Effort Estimation is Challenging, or Why is Ordering a Custom Meal From a Chef Different Than Ordering a Pizza From a Chain?

I was looking out my front window the other day and my neighbor across the street is having a new retaining wall built in their garden, around a cluster of trees. It looks beautiful, and I was watching the workers carefully measure and cut the stones to follow these intricate custom curves around the boundary of the area to enclose. I am amazed at how much skill and craftsmanship goes into that work and I also vaguely wonder how well they are able to estimate how much time, labor, and materials goes into the cost estimate.

When I was in high school and college I worked at a fast-food-chain pizza place. Our most popular pizza by far was the medium hand-tossed pepperoni. The business knew to a high degree of precision exactly how much it cost to make that pizza, including labor costs and material costs, because we made them so often. I also knew from experience exactly how long it took to prepare and bake that pizza, and exactly how to make it.

But let’s compare that dining experience to something totally different, where a chef talks with the customer to learn exactly what kind of pizza to make. And suddenly the cost and time estimates are way, way more difficult. Maybe the customer wants a Detroit-style thick crust, and now there’s an extra couple of hours for the dough to proof. Maybe the customer wants a gluten-free crust made with almond flour, and now the chef has to make the dough from scratch instead of using the white flour crust that is already prepared.

Theoretically, this is what Agile is supposed to address. As a customer, you cannot dictate exactly what kind of pizza you want and on what timeframe it needs to be prepared within. You cannot know how long it’s going to take, so instead you can tell your chef exactly what kind of pizza you want and the chef will work diligently until it is complete. Alternatively, you as the customer cannot define the exact type of pizza, but instead work with the chef on what is possible within the time bounds. So for example, if you ask the chef for gluten-free almond crust and are told it will take 2 hours to prepare the dough, or you can have white flour hand tossed immediately, you as the Product Owner get to pick what you want, and be prepared to pay for whichever you choose.

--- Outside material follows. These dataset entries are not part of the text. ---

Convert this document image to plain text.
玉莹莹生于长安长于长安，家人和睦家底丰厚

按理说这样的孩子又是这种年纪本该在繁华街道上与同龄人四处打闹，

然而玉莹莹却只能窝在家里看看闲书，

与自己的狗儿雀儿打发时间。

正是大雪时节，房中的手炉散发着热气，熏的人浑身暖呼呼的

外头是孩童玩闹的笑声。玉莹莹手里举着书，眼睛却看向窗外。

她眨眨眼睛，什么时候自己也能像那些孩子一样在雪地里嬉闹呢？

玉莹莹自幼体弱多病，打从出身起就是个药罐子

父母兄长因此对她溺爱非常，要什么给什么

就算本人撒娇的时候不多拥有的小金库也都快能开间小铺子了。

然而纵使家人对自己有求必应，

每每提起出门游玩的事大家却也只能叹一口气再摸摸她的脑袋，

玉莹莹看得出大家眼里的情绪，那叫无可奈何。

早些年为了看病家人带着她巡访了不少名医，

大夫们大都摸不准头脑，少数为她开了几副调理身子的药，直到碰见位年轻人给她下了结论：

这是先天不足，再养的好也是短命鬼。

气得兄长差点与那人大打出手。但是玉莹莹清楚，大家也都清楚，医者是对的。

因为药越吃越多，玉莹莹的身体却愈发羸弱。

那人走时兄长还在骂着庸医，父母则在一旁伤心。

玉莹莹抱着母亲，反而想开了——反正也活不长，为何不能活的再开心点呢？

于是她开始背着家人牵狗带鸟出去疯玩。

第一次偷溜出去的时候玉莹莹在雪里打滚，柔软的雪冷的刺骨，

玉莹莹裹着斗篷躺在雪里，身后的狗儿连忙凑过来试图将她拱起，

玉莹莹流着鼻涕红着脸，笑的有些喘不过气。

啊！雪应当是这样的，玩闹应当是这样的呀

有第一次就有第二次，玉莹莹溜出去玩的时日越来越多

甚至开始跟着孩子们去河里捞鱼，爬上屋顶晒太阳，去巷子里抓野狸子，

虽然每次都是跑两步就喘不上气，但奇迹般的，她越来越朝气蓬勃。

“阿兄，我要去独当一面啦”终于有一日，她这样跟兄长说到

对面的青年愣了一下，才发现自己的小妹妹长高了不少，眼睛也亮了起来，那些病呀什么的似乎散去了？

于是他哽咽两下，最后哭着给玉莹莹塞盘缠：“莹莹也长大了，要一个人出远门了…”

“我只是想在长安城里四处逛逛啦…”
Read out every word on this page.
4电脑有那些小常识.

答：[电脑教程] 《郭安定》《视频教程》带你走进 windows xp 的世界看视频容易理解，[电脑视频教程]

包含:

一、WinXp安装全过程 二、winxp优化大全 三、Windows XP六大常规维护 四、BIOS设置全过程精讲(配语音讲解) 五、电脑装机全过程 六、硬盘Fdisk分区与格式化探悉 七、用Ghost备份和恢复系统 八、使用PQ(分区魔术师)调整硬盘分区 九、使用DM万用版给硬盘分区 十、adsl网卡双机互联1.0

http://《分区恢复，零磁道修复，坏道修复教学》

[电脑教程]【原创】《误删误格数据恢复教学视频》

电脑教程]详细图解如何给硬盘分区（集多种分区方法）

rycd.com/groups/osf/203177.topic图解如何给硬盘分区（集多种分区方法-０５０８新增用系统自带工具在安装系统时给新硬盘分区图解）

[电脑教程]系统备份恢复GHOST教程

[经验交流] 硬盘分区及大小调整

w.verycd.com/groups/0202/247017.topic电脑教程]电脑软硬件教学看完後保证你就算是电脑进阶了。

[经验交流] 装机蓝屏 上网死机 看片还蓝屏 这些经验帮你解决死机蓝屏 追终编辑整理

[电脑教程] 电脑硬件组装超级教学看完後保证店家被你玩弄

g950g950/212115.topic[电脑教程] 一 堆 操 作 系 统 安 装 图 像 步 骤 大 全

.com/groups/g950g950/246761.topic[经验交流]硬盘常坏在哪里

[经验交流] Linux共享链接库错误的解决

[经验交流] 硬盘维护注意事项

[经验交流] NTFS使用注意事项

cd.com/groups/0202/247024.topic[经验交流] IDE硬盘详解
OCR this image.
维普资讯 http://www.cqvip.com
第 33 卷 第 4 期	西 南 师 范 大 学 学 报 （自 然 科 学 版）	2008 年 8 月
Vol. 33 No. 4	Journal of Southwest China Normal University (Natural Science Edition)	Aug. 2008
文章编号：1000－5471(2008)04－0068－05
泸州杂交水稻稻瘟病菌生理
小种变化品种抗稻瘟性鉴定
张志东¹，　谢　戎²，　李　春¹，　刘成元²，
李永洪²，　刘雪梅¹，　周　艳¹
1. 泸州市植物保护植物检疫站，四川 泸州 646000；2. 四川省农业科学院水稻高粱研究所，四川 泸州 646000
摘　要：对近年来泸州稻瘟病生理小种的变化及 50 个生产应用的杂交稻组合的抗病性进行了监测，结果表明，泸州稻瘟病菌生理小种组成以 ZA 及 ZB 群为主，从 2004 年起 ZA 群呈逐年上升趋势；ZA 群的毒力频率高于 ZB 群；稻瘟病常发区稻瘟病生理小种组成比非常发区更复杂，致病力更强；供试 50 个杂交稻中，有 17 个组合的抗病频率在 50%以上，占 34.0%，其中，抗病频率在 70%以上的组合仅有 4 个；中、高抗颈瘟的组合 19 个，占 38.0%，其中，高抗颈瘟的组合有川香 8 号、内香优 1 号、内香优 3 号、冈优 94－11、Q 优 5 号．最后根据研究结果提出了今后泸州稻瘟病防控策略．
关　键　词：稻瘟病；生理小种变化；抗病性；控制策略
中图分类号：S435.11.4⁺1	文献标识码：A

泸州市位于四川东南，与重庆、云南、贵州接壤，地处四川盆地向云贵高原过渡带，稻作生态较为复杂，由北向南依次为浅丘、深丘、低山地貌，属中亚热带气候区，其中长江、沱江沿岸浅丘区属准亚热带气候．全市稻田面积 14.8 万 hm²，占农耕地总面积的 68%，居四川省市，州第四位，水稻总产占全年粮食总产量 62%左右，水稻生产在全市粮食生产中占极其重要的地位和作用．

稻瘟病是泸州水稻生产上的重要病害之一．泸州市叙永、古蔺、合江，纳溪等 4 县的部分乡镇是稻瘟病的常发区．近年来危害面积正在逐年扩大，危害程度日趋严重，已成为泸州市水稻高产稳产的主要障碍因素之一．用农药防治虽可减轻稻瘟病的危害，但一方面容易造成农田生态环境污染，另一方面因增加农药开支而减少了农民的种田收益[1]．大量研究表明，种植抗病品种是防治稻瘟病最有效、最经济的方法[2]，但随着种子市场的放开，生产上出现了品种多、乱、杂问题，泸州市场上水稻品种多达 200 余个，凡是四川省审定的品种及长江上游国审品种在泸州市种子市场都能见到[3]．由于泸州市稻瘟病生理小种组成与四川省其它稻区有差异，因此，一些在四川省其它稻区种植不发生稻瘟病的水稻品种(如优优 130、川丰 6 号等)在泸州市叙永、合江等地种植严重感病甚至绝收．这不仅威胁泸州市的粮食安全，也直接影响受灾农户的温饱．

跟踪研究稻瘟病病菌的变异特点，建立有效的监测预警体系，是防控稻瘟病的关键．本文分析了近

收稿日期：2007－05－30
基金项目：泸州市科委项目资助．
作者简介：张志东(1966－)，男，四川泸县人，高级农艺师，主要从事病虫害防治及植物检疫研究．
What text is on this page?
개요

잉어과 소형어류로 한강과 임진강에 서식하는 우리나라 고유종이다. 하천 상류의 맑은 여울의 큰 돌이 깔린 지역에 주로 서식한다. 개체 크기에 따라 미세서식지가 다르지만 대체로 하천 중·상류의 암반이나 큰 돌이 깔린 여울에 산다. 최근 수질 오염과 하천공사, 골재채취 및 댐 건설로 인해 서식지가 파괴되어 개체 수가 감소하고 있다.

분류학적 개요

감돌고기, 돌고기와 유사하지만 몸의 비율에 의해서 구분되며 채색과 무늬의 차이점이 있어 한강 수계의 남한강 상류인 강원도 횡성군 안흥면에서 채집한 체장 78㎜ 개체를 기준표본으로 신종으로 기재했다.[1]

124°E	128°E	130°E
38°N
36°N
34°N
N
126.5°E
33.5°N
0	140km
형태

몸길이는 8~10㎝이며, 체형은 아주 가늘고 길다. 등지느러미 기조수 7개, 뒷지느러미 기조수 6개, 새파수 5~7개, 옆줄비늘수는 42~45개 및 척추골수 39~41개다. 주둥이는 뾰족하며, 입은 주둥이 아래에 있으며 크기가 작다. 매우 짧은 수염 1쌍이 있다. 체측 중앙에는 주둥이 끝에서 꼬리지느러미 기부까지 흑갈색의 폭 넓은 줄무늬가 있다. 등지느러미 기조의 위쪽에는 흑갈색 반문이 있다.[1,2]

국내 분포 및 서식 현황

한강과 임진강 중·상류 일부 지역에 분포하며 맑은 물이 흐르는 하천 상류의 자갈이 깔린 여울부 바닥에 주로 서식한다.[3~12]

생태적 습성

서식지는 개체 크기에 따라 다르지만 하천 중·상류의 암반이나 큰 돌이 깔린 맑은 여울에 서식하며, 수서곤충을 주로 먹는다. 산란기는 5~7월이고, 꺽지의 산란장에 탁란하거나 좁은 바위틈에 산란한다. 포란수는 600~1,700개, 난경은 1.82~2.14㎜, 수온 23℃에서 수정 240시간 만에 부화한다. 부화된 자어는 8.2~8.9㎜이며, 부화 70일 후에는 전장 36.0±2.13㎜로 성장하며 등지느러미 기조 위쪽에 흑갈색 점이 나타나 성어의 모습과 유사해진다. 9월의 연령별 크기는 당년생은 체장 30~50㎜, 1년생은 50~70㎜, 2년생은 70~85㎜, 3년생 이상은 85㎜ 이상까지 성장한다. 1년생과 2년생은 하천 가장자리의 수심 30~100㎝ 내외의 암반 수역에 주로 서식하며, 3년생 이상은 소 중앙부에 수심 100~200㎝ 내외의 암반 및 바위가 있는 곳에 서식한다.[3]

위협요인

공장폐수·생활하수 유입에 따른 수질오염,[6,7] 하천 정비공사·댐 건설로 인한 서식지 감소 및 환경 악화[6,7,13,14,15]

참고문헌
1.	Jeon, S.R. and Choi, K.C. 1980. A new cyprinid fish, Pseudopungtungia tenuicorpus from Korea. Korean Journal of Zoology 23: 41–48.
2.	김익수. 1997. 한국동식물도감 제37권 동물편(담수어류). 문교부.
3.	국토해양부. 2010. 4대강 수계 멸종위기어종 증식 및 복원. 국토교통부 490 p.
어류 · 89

So getting back to the team building the retaining wall. There’s a degree of risk that comes with bidding a firm fixed price for this job. You maybe bid it for 3 calendar days, with three workers, so that’s 8 X 3 X 3 = 72 labor hours. But let’s say that there’s a tricky part of the wall that takes a long time to cut. Let’s say the area being built is an extra long walk from where the truck with the materials and tools is parked. Let’s say there’s a tree root in the way that takes 4 hours to cut out. Now not only is your labor cost more expensive, it is also more than three days so your next job is delayed.

An alternative approach is to not bid the job at a firm fixed price but instead time and materials. Now that extra time is taken care of and you don’t lose money. But there’s a risk now that your customer is not delighted, and annoyed that it took longer and cost more.

As a business leader, you have to make these strategic decisions on where to balance your risk, whether with your customers, or with your financials.